Currently, CASLS is representing various tenant groups on impact advocacy work including:
Alliance of Cambridge Tenants (ACT)
Formed in April of 2009, ACT is a democratically elected city-wide group representing over 5,000 public housing and voucher tenants of the Cambridge Housing Authority (CHA). ACT represents both federal and state tenants in both public housing and voucher programs and is the only such group in the country that plays this role.
As one of a few housing authorities across the country that was selected to participate in a demonstration project called “Moving to Work,” the CHA is free from most federal regulations and is able to develop its own policies affecting all aspects of federal public housing and Section 8 programs, as well as create new and innovative housing programs.
CASLS provides advice and training to ACT members including those staffing the ACT office as well as directly to tenants. CASLS also represents ACT on commenting on CHA’s proposed policy changes (and implementation) and in seeking additional changes. Recently, this has included obtaining changes to: CHA’s reasonable accommodation policy; criteria for emergency admission to public housing and Section 8 subsidies; and CHA’s public housing rent formula (known as “rent simplification”). In the near future, CASLS anticipates working with ACT on the CHA’s plans to overhaul its public housing lease and its Section 8 Administrative Plan which sets forth its policies for the voucher programs.
Cambridge Public Housing Resident Councils
CASLS is representing three CHA public housing resident councils in two family developments and one elderly/disabled development undergoing modernization. In all three situations, tenants were temporarily relocated. The buildings will be substantially rehabbed or else demolished and rebuilt and a new form of ownership (with new rules) will be implemented once the modernization is complete.
The rehabbed project will be a combination of public housing, Section 8 project-based subsidies, and/or low income housing tax credits and it will have a new non-profit owner.

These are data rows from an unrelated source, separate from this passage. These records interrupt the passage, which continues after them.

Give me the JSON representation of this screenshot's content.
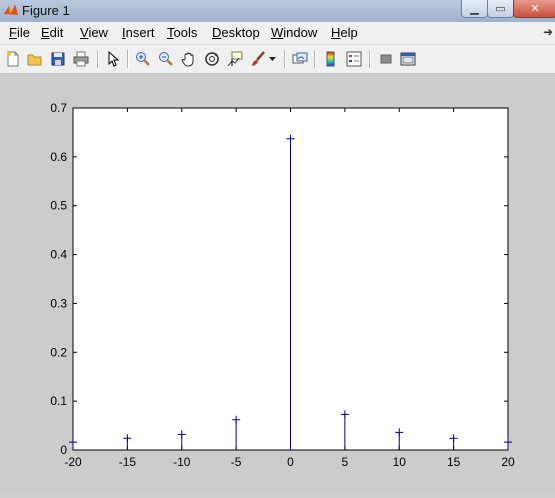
{
  "window": {
    "title": "Figure 1"
  },
  "menu": {
    "items": [
      {
        "name": "menu-file",
        "label": "File"
      },
      {
        "name": "menu-edit",
        "label": "Edit"
      },
      {
        "name": "menu-view",
        "label": "View"
      },
      {
        "name": "menu-insert",
        "label": "Insert"
      },
      {
        "name": "menu-tools",
        "label": "Tools"
      },
      {
        "name": "menu-desktop",
        "label": "Desktop"
      },
      {
        "name": "menu-window",
        "label": "Window"
      },
      {
        "name": "menu-help",
        "label": "Help"
      }
    ]
  },
  "toolbar": {
    "icons": [
      "new-figure-icon",
      "open-file-icon",
      "save-icon",
      "print-icon",
      "edit-plot-arrow-icon",
      "zoom-in-icon",
      "zoom-out-icon",
      "pan-hand-icon",
      "rotate-3d-icon",
      "data-cursor-icon",
      "brush-icon",
      "brush-dropdown-icon",
      "link-plot-icon",
      "colorbar-icon",
      "legend-icon",
      "hide-plot-tools-icon",
      "show-plot-tools-icon"
    ]
  },
  "colors": {
    "stem": "#00008b",
    "axes_bg": "#ffffff",
    "figure_bg": "#cccccc"
  },
  "chart_data": {
    "type": "stem",
    "x": [
      -20,
      -15,
      -10,
      -5,
      0,
      5,
      10,
      15,
      20
    ],
    "y": [
      0.016,
      0.024,
      0.032,
      0.062,
      0.637,
      0.073,
      0.036,
      0.024,
      0.016
    ],
    "xlim": [
      -20,
      20
    ],
    "ylim": [
      0,
      0.7
    ],
    "xticks": [
      "-20",
      "-15",
      "-10",
      "-5",
      "0",
      "5",
      "10",
      "15",
      "20"
    ],
    "yticks": [
      "0",
      "0.1",
      "0.2",
      "0.3",
      "0.4",
      "0.5",
      "0.6",
      "0.7"
    ],
    "marker": "+",
    "grid": false
  }
}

Our work involves negotiating fair relocation rights and procedures as well as tenant and applicant rights to the newly rehabbed buildings.
"Expiring Use” Buildings
CASLS advocates — along with the Cambridge Economic Opportunity Committee and ACT — are working with tenants living in affordable apartments in three different buildings where there is/was a risk that the affordability would end.
In two instances, CASLS assisted tenants to negotiate continued long-term affordability by allowing the owner (same and new) to attach new tenant-based rent subsidies to the apartments so that the units will be affordable for future tenants but the existing tenants would also be able to move with a rental subsidy.

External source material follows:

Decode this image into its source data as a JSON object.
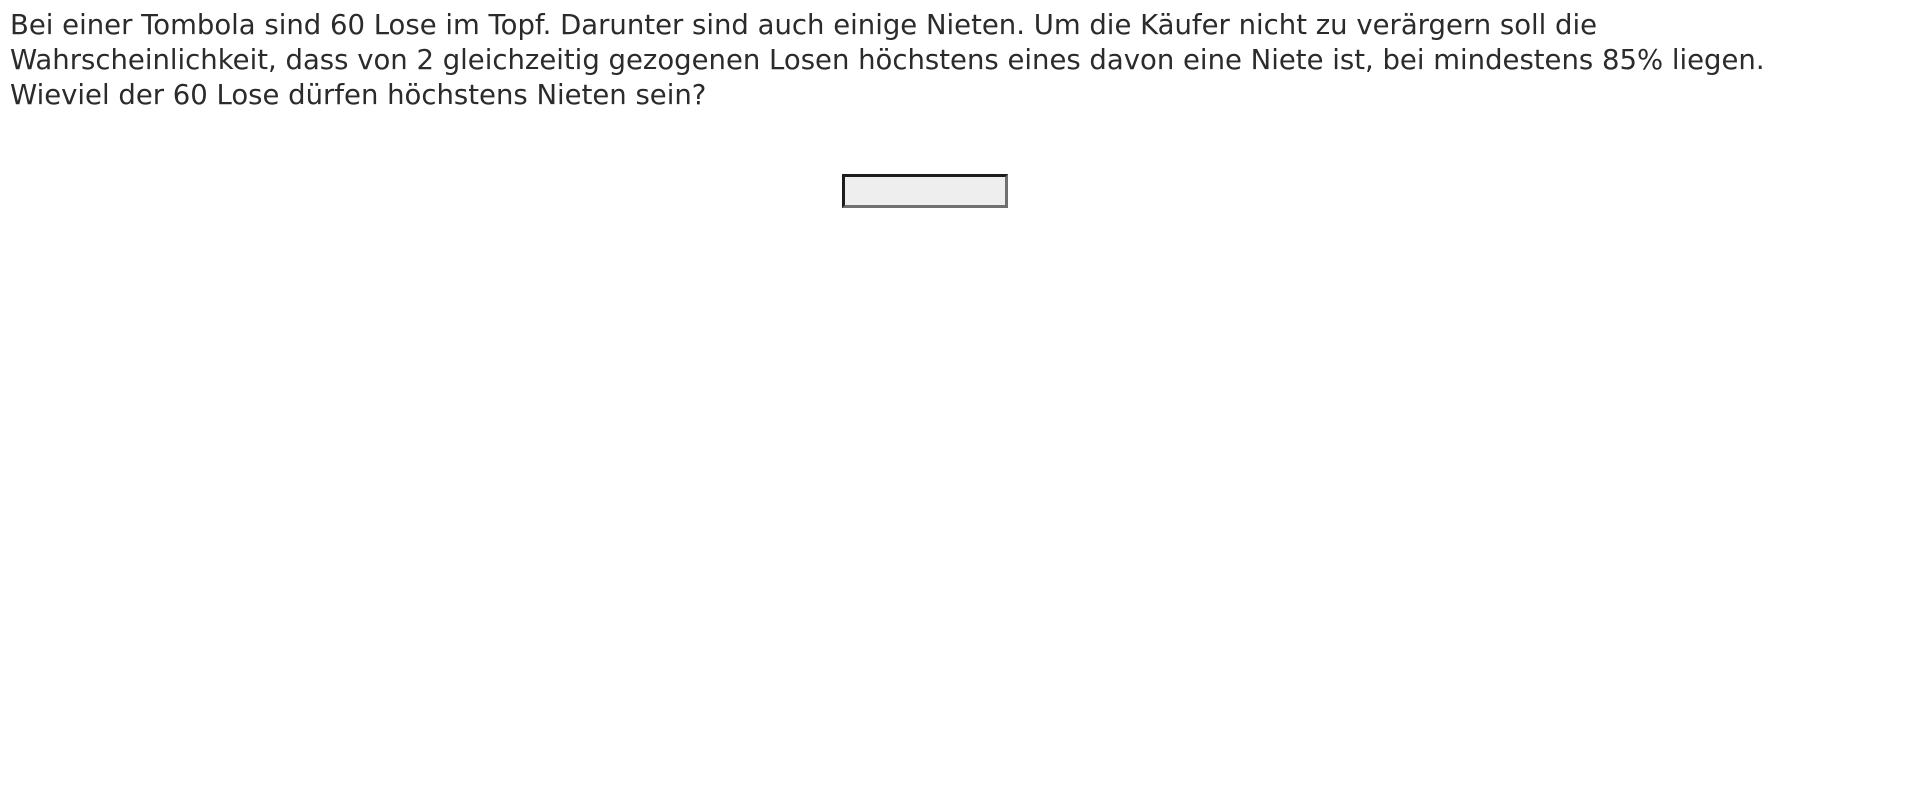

In the other building, CASLS is working with tenants where the owners want to sell.This is the first building where a non-profit organization has been designated by the state to have the right of first purchase under the 2009 state law known as Chapter 40T. For more on “expiring use,” see GBLS’ Housing Unit’s information on preserving subsidized housing.
Affordable Housing Organizing Committee (AHOC)

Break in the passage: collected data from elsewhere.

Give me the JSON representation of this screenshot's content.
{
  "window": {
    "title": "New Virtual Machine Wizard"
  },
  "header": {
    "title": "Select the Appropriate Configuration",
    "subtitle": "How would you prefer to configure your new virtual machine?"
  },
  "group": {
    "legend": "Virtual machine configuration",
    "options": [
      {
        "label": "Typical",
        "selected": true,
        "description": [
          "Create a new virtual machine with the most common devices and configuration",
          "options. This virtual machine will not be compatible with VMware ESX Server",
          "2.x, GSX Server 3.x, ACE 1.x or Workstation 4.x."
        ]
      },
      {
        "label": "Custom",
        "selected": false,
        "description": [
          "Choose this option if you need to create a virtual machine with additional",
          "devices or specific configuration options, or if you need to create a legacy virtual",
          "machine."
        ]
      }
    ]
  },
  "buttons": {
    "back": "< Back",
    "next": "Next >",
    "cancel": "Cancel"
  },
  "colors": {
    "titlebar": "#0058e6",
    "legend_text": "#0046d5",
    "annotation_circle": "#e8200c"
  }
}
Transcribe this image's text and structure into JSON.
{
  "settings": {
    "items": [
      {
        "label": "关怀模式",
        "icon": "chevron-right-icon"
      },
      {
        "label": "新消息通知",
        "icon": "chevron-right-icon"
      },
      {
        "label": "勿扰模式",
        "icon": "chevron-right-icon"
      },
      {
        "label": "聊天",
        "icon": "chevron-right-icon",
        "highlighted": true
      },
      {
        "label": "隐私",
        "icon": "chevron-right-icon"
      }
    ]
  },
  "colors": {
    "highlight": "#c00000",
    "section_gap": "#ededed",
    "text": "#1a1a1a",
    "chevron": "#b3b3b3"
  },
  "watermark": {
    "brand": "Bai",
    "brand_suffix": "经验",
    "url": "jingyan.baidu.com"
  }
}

CASLS is a leader in the Affordable Housing Organizing Committee's (AHOC) work to increase funding for affordable housing and to prevent displacement of low income families and individuals in Somerville.
AHOC has succeeded in obtaining passage of increased linkage fees. These fees are paid to the Affordable Housing Trust Fund when commercial real estate is developed. AHOC also succeeded in increasing the number of affordable units which must be produced under the Inclusionary Zoning Ordinance in some districts within the city. AHOC also works to support projects which would lead to new affordable housing including providing testimony at planning and zoning board hearings.
Massachusetts Department of Transitional Assistance’s Advisory Board for the Revere Office
An attorney at CASLS was appointed by Governor Patrick to sit on a local advisory board that makes policy recommendations regarding the delivery of Transitional Assistance to Families and Dependent Children (TAFDC), SNAP/Food Stamps and other critical benefits. This attorney serves as secretary of the Advisory Board and sits on the homelessness subcommittee.